Теперь Воронцов хорошо мог просматривать дорогу в оптический прицел своей винтовки. Он снова выполз вперед и устроился за ореховым кустом. Заросли молодого орешника хорошо маскировали его.

— Ну, что там? А, Сань?

— Еще одна колонна.

— Да что они, весь день будут ездить? Вроде ж затихли…

— Пешая. Оттуда. — Воронцов даже привстал. — Пленных гонят. Иди, Степ, посмотри. Человек сорок. Одна подвода. И трое охранников. Нет, двое. Их всего двое.

Подполз Подольский, взял из рук Воронцова винтовку.

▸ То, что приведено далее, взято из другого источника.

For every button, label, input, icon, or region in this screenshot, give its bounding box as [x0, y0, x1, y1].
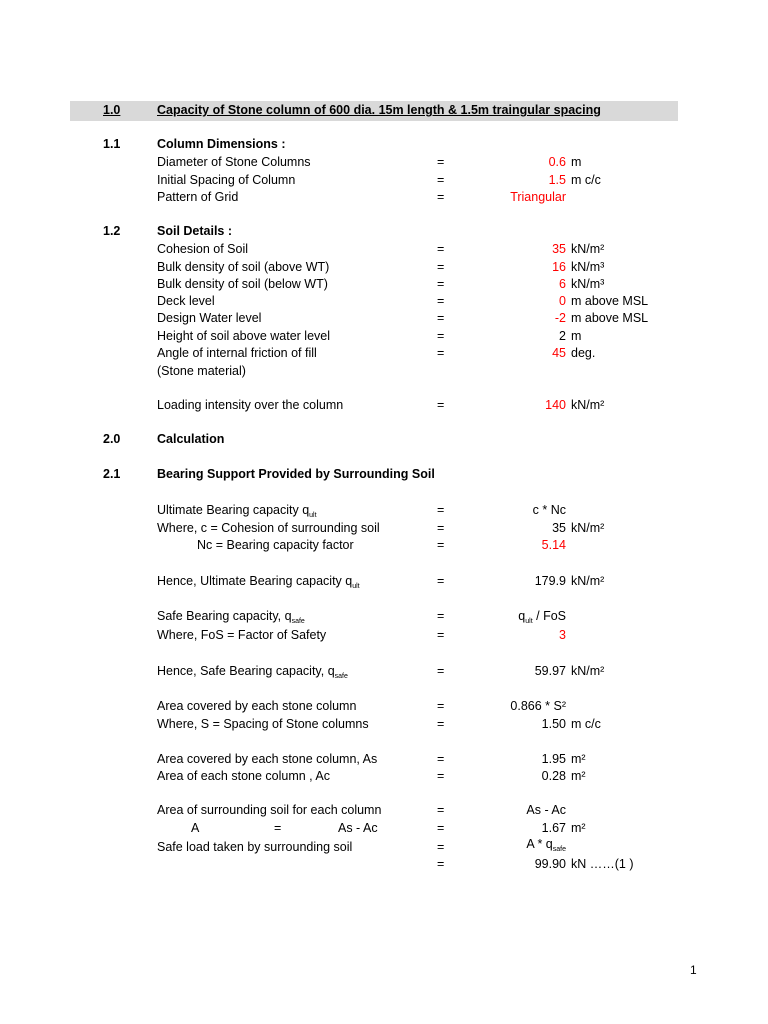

— Слушай-ка, Сань… Там, в середине колонны, крайний по нашему флангу, дядька идет… Вот, хорошо виден! Рядом с танкистом. На старшину Нелюбина похож.

— А ну-ка… Который?

Воронцов повел прицелом по колонне. Туман прикатал пыль, и теперь видимость на дороге была хорошей. В песчано-зеленой массе выгоревших гимнастерок отчетливо выделялись черные комбинезоны танкистов. Они шагали рядом, трое. А с ними, в крайней правой колонне, четвертым или пятым от направляющего тяжело передвигал усталые ноги пожилой боец с петлицами младшего лейтенанта. Худощавое загорелое лицо, несколько суток небритая щетина действительно напоминали бывшего бойца его взвода. С тех пор как они расстались, прошло полгода. Война меняет многое, не только людей. Но людей — в первую очередь. А вот старшина Нелюбин, кажется, не изменился совсем.

— Действительно, похож на нашего Кондратия Герасимовича, — осторожно заметил Воронцов. — Правда, этот — младший лейтенант.

— Помнишь, он рассказывал, что учился на курсах младших лейтенантов. Он дедок шустрый. Ты вспомни, как он на льдину вскочил! Ну что, он или не он?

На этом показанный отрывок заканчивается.